Hardly anything we do in our jobs is detailed in a job description. Most of the time we figure out what has to get done and do it. When a top performer figures out what has to get done, but doesn’t know how to do it, they also figure out how to do it. Ask prospective employees to tell you when they identified problems that no one else saw, and then ask them to tell you how they learned to solve the problem. For example, one of my clients noticed that her company wasn’t participating in business networking events. She believed her company was missing an opportunity to market their products to other businesses, instead of marketing only to the public. She read up on business-to-business marketing, went online to figure how to build a marketing plan, and then presented it to her leadership team. They agreed, and she is now credited with creating a new revenue stream.

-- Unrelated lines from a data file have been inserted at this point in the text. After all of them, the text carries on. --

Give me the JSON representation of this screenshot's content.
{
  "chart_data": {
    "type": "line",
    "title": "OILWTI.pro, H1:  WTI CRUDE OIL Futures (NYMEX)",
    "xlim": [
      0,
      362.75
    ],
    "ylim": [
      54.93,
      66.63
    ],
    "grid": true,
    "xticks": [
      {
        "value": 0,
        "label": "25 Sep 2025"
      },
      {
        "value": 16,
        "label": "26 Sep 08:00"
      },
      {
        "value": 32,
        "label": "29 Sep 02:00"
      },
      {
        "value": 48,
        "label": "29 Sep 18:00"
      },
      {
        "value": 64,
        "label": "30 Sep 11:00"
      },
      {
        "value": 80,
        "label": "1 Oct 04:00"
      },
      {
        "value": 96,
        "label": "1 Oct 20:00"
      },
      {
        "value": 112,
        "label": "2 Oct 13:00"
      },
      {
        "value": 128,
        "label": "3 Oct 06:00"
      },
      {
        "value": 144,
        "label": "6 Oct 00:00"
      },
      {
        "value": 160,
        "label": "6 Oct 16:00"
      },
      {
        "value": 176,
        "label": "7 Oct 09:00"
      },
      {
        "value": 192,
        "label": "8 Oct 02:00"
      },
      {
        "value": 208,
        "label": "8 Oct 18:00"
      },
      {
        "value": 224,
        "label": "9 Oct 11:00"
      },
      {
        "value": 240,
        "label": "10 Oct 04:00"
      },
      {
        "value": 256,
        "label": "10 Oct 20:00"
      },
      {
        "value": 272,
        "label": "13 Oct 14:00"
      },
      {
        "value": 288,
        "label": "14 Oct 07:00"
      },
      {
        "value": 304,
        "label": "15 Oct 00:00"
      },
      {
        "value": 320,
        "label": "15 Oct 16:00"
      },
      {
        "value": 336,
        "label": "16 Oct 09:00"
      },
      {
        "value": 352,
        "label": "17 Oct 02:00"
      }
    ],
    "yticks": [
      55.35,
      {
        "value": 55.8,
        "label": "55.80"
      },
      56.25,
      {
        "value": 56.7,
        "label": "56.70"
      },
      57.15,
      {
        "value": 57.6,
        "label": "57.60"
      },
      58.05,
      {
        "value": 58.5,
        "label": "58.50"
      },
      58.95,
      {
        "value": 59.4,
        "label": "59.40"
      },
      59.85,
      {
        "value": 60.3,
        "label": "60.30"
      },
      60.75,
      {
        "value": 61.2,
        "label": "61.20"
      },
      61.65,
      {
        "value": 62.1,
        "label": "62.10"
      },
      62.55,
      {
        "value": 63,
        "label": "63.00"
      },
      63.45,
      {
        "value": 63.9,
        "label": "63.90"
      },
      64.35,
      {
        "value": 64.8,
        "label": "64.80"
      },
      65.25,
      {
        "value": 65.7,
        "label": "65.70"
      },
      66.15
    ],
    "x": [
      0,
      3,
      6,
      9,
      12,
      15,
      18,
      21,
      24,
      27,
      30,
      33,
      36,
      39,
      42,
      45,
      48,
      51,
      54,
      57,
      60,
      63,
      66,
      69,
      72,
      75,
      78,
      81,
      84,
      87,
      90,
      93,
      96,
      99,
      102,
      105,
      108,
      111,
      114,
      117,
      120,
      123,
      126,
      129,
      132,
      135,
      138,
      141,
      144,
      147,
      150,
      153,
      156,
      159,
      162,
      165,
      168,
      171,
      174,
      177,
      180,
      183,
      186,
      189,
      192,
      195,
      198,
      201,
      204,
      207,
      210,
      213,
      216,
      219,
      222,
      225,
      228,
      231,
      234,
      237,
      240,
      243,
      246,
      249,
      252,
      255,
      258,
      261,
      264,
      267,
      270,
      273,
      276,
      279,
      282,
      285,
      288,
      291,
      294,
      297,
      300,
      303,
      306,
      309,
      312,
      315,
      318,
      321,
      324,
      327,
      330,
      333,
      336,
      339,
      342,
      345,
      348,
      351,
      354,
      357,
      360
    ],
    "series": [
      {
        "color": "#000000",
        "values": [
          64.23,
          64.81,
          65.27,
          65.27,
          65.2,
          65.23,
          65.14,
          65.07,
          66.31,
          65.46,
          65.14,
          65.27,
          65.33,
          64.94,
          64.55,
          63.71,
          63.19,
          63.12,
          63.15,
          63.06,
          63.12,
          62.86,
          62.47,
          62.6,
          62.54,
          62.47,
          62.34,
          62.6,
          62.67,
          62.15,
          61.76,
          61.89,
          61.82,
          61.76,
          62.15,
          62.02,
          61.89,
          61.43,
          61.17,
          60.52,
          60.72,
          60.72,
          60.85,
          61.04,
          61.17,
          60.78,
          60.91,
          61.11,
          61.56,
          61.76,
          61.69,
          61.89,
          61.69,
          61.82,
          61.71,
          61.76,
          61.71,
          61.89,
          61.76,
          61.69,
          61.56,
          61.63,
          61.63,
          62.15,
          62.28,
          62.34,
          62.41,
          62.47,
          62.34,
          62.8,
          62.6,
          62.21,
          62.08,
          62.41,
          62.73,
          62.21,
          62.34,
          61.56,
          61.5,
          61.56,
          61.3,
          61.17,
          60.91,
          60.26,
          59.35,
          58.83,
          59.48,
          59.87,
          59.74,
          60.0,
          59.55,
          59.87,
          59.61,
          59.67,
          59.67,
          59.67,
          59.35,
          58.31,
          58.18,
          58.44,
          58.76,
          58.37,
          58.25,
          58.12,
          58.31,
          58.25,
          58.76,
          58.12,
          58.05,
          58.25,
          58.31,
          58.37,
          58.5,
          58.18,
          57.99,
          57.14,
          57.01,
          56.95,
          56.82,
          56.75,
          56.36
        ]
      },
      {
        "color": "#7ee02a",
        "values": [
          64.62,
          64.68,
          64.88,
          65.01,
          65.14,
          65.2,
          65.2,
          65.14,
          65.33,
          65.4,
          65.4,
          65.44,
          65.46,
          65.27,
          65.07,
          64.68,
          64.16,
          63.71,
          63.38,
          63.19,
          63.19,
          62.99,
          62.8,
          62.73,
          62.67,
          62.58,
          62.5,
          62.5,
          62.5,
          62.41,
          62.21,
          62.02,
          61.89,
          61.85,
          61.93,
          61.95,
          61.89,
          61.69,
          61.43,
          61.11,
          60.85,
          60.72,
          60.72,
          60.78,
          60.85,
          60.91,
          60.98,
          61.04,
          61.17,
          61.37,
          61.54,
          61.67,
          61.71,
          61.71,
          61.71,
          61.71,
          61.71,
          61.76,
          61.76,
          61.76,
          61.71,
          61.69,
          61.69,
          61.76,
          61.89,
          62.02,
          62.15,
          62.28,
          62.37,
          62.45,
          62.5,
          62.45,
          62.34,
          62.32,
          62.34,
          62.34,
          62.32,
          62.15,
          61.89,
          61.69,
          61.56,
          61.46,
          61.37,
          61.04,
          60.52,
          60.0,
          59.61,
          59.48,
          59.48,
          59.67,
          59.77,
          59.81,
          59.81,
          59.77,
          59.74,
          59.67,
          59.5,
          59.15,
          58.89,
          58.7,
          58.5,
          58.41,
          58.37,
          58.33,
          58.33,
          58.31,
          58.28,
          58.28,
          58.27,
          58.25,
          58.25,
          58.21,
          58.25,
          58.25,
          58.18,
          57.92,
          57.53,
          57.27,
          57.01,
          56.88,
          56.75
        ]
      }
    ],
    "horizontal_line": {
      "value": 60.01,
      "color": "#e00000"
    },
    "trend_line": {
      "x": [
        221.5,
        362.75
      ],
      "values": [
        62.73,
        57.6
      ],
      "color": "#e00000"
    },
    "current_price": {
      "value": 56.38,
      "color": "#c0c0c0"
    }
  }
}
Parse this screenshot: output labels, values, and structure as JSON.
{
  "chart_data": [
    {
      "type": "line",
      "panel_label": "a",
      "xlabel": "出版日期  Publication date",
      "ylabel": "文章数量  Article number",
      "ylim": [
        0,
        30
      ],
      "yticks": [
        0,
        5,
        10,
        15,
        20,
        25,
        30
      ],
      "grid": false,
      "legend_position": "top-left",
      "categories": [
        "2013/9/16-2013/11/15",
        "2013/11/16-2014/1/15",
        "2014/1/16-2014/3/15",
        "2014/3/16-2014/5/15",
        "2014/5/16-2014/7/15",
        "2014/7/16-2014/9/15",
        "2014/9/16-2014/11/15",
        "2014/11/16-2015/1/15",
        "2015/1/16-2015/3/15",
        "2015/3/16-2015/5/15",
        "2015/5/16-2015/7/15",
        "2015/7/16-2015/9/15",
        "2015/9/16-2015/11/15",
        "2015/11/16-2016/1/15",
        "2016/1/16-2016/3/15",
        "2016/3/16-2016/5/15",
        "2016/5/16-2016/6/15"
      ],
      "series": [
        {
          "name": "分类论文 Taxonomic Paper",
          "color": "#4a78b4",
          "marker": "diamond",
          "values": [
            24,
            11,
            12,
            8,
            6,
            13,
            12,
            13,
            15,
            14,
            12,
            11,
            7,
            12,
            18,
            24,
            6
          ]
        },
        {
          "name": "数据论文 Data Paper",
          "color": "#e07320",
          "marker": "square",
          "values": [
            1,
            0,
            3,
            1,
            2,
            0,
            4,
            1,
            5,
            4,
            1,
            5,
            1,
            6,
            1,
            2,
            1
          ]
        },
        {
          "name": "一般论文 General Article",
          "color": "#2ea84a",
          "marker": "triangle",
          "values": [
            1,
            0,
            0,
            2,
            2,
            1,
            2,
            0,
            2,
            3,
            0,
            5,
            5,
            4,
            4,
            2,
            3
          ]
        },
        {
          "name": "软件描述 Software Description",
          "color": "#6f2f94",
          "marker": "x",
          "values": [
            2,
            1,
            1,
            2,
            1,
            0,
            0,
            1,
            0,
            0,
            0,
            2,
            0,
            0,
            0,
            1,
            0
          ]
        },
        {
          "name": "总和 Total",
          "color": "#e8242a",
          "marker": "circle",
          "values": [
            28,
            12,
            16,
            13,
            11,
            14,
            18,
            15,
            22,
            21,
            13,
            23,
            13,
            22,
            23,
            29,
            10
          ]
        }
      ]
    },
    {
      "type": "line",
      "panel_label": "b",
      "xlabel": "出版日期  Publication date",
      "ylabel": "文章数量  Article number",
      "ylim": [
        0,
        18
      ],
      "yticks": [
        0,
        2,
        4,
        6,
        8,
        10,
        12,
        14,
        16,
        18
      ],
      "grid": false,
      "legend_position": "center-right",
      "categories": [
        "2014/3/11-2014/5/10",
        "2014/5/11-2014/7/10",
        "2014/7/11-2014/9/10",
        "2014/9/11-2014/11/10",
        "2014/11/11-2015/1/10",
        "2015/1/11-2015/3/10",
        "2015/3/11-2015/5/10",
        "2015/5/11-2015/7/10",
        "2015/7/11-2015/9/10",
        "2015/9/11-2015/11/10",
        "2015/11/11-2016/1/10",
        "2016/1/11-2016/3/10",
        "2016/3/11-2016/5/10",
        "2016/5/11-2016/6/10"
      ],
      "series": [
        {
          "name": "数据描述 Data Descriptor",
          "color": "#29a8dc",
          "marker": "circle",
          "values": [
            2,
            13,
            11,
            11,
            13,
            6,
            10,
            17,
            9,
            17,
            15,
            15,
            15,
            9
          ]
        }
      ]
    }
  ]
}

what’s their conscientious story?
There are a lot of valid reasons to stop doing certain tasks or projects. The primary reason is that the value we initially envisioned is no longer present, so it would be a waste of resources to continue. But even when something does have value, we often need to persist in the face of resistance or a scarcity of resources if we are to prevail. When we do this, people say things like, “Nobody would have blamed you if you had given up, but we’re glad you didn’t,” or, “I thought you were wasting your time when you started this, but now I see how important it is.” It’s easier to finish something when we’re being encouraged, but tougher when no one cares, or they are actively discouraging us. Ask prospective employees to tell you about how they persisted, to the very end, in the face of discouragement and indifference.
what’s their nice story?
Remember, nice is not about hugs and being sociable, it’s about engaging others who can help you get things done. It’s about leveraging people and the organization, without power over someone. I ask one simple question to see if they understand the power of nice, which is really the power of relationships, “What’s the best way to get a lot done in an organization?” They should tell stories about how they influenced other teams or other leaders, outside of their own team. They should be able to tell you how they got their coworkers’ support and how they got them to do extra work.
get detail and use your bull***t detector
I give every candidate the benefit of the doubt, but there’s one technique that’s always helped me detect frauds. Ask the same questions the same way to each person and the true stories, and of course the best stories, always stand out. Also, if we keep pressing them for details, any stretching of the truth will become obvious. Asking for more detail also helps us appreciate how smart, conscientious and nice they really are. The best thing about all of these questions is that they work for new workers as well as the most experienced professionals.
1 or 2 out of 3 is not enough
Now that you know what I mean by smart, conscientious and nice, imagine hiring someone who wasn’t all three. Imagine if they are really smart (they can learn anything) and really conscientious (they always finish what they start) but they are not nice (massively disrespectful jerks). They would not be able to leverage others to get even more done and your other top talent would be quitting. You always need all three.
Yes, skills, knowledge and experience are hard-won, comforting attributes for ourselves and others, but they are not enough. As far as I’m concerned, smart, conscientious and nice comes first.